La disparition du leader historique Yasser Arafat laissera un grand vide parmi les Palestiniens. Keystone Archive

Le leader historique des Palestiniens est entre la vie et la mort à l'hôpital militaire Percy, près de Paris. Une partie de ses pouvoirs a été transférée à son Premier ministre.

L’analyse de deux experts suisses sur l’après Yasser Arafat, sur sa succession et sur l’avenir de la paix au Proche-Orient.

Selon le spécialiste suisse du Moyen-Orient Erich Gysling, même si Yasser Arafat a perdu une partie du soutien de son peuple ces dernières années, il reste respecté pour avoir presque réussi à créer un état palestinien indépendant.

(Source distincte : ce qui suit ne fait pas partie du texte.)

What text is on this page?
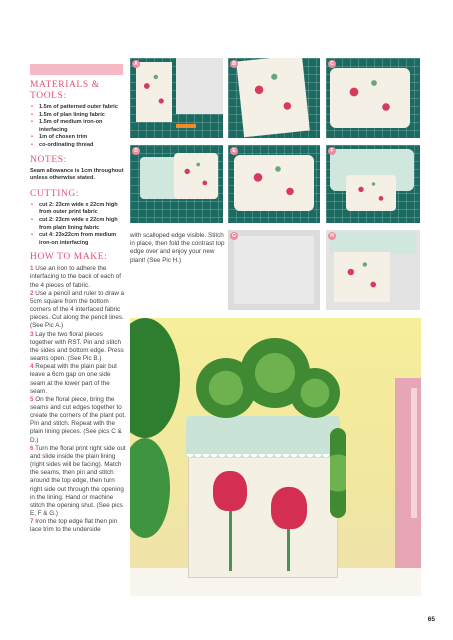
MATERIALS & TOOLS:
• 1.5m of patterned outer fabric
• 1.5m of plan lining fabric
• 1.5m of medium iron-on interfacing
• 1m of chosen trim
• co-ordinating thread
NOTES:
Seam allowance is 1cm throughout unless otherwise stated.
CUTTING:
• cut 2: 23cm wide x 22cm high from outer print fabric
• cut 2: 23cm wide x 22cm high from plain lining fabric
• cut 4: 23x22cm from medium iron-on interfacing
HOW TO MAKE:
1 Use an iron to adhere the interfacing to the back of each of the 4 pieces of fabric.
2 Use a pencil and ruler to draw a 5cm square from the bottom corners of the 4 interfaced fabric pieces. Cut along the pencil lines. (See Pic A.)
3 Lay the two floral pieces together with RST. Pin and stitch the sides and bottom edge. Press seams open. (See Pic B.)
4 Repeat with the plain pair but leave a 6cm gap on one side seam at the lower part of the seam.
5 On the floral piece, bring the seams and cut edges together to create the corners of the plant pot. Pin and stitch. Repeat with the plain lining pieces. (See pics C & D.)
6 Turn the floral print right side out and slide inside the plain lining (right sides will be facing). Match the seams, then pin and stitch around the top edge, then turn right side out through the opening in the lining. Hand or machine stitch the opening shut. (See pics E, F & G.)
7 Iron the top edge flat then pin lace trim to the underside
A	B	C
D	E	F
with scalloped edge visible. Stitch in place, then fold the contrast top edge over and enjoy your new plant! (See Pic H.)
G	H
65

Cet avis est partagé par le parlementaire suisse Daniel Vischer qui s’est récemment rendu en Cisjordanie.

«Arafat a joué un rôle prépondérant pour amener les Palestiniens là où ils sont maintenant, explique-t-il. La majorité des succès palestiniens lui sont dus.»

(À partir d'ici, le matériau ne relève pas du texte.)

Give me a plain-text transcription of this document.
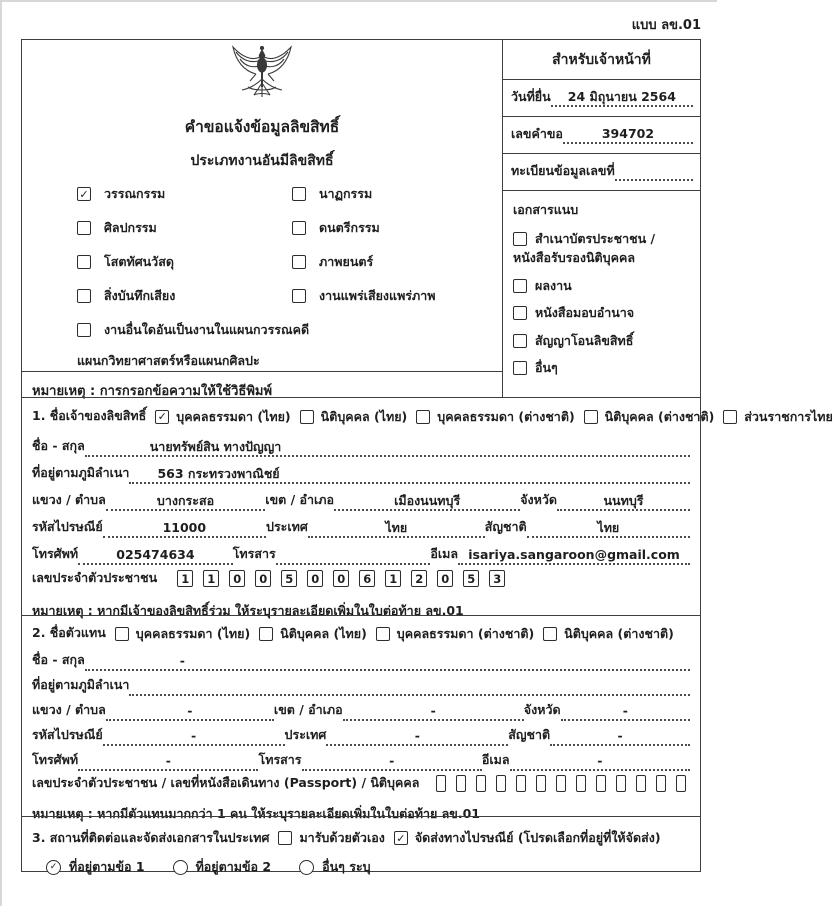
แบบ ลข.01
คำขอแจ้งข้อมูลลิขสิทธิ์
ประเภทงานอันมีลิขสิทธิ์
✓
วรรณกรรม	นาฏกรรม
ศิลปกรรม	ดนตรีกรรม
โสตทัศนวัสดุ	ภาพยนตร์
สิ่งบันทึกเสียง	งานแพร่เสียงแพร่ภาพ
งานอื่นใดอันเป็นงานในแผนกวรรณคดี
แผนกวิทยาศาสตร์หรือแผนกศิลปะ
หมายเหตุ : การกรอกข้อความให้ใช้วิธีพิมพ์
สำหรับเจ้าหน้าที่
วันที่ยื่น	24 มิถุนายน 2564
เลขคำขอ	394702
ทะเบียนข้อมูลเลขที่
เอกสารแนบ
สำเนาบัตรประชาชน / หนังสือรับรองนิติบุคคล
ผลงาน
หนังสือมอบอำนาจ
สัญญาโอนลิขสิทธิ์
อื่นๆ
1. ชื่อเจ้าของลิขสิทธิ์ ✓ บุคคลธรรมดา (ไทย) นิติบุคคล (ไทย) บุคคลธรรมดา (ต่างชาติ) นิติบุคคล (ต่างชาติ) ส่วนราชการไทย
ชื่อ - สกุล	นายทรัพย์สิน ทางปัญญา
ที่อยู่ตามภูมิลำเนา	563 กระทรวงพาณิชย์
แขวง / ตำบล	บางกระสอ	เขต / อำเภอ	เมืองนนทบุรี	จังหวัด	นนทบุรี
รหัสไปรษณีย์	11000	ประเทศ	ไทย	สัญชาติ	ไทย
โทรศัพท์	025474634	โทรสาร	อีเมล isariya.sangaroon@gmail.com
เลขประจำตัวประชาชน	1	1	0	0	5	0	0	6	1	2	0	5	3
หมายเหตุ : หากมีเจ้าของลิขสิทธิ์ร่วม ให้ระบุรายละเอียดเพิ่มในใบต่อท้าย ลข.01
2. ชื่อตัวแทน บุคคลธรรมดา (ไทย) นิติบุคคล (ไทย) บุคคลธรรมดา (ต่างชาติ) นิติบุคคล (ต่างชาติ)
ชื่อ - สกุล	-
ที่อยู่ตามภูมิลำเนา
แขวง / ตำบล	-	เขต / อำเภอ	-	จังหวัด	-
รหัสไปรษณีย์	-	ประเทศ	-	สัญชาติ	-
โทรศัพท์	-	โทรสาร	-	อีเมล	-
เลขประจำตัวประชาชน / เลขที่หนังสือเดินทาง (Passport) / นิติบุคคล
หมายเหตุ : หากมีตัวแทนมากกว่า 1 คน ให้ระบุรายละเอียดเพิ่มในใบต่อท้าย ลข.01
3. สถานที่ติดต่อและจัดส่งเอกสารในประเทศ มารับด้วยตัวเอง ✓ จัดส่งทางไปรษณีย์ (โปรดเลือกที่อยู่ที่ให้จัดส่ง)
✓
ที่อยู่ตามข้อ 1	ที่อยู่ตามข้อ 2	อื่นๆ ระบุ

Mais, ajoute Erich Gysling, en dehors des territoires occupés, le bilan du leader de l’Autorité palestinienne est plus mitigé.

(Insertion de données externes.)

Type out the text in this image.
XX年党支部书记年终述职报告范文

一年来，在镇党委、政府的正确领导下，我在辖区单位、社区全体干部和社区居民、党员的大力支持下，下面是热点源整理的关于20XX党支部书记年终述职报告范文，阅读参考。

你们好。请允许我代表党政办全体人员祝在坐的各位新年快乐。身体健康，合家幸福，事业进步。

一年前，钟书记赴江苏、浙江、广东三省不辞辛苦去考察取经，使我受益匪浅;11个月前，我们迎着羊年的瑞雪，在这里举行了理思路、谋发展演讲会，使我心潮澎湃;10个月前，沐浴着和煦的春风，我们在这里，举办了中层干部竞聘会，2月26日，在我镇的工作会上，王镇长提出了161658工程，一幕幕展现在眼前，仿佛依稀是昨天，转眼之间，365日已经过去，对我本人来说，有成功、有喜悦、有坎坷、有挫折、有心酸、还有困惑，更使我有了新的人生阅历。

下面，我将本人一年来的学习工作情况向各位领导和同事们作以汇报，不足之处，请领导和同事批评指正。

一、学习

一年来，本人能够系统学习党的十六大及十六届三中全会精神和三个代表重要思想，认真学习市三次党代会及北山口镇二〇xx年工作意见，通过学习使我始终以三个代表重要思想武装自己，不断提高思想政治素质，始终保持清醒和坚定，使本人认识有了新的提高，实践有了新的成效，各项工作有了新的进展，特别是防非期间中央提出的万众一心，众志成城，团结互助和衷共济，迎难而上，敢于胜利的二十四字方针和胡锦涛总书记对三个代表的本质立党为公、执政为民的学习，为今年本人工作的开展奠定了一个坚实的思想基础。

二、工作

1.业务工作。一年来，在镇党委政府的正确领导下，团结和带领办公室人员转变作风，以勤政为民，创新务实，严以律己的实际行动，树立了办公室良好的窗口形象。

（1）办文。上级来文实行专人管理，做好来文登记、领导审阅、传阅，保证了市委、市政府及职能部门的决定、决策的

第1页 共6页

En tant que chef militaire de l’Organisation de libération de la Palestine(OLP), Yasser Arafat a été associé aux actes de violence et aux détournements d’avions de la fin des années 60 et 70.

Cela dit, uelques années plus tard, il endossait le rôle de médiateur entre les différentes factions palestiniennes et il partageait même le prix Nobel de la paix avec le Premier ministre israélien Yitzhak Rabin et le ministre israélien des affaires étrangères Shimon Peres.

Des espoirs déçus

Mais les espoirs de paix se sont envolés après l’échec des négociations de Camp David. Dès l’an 2000, Yasser Arafat a vu son soutien international s’éroder.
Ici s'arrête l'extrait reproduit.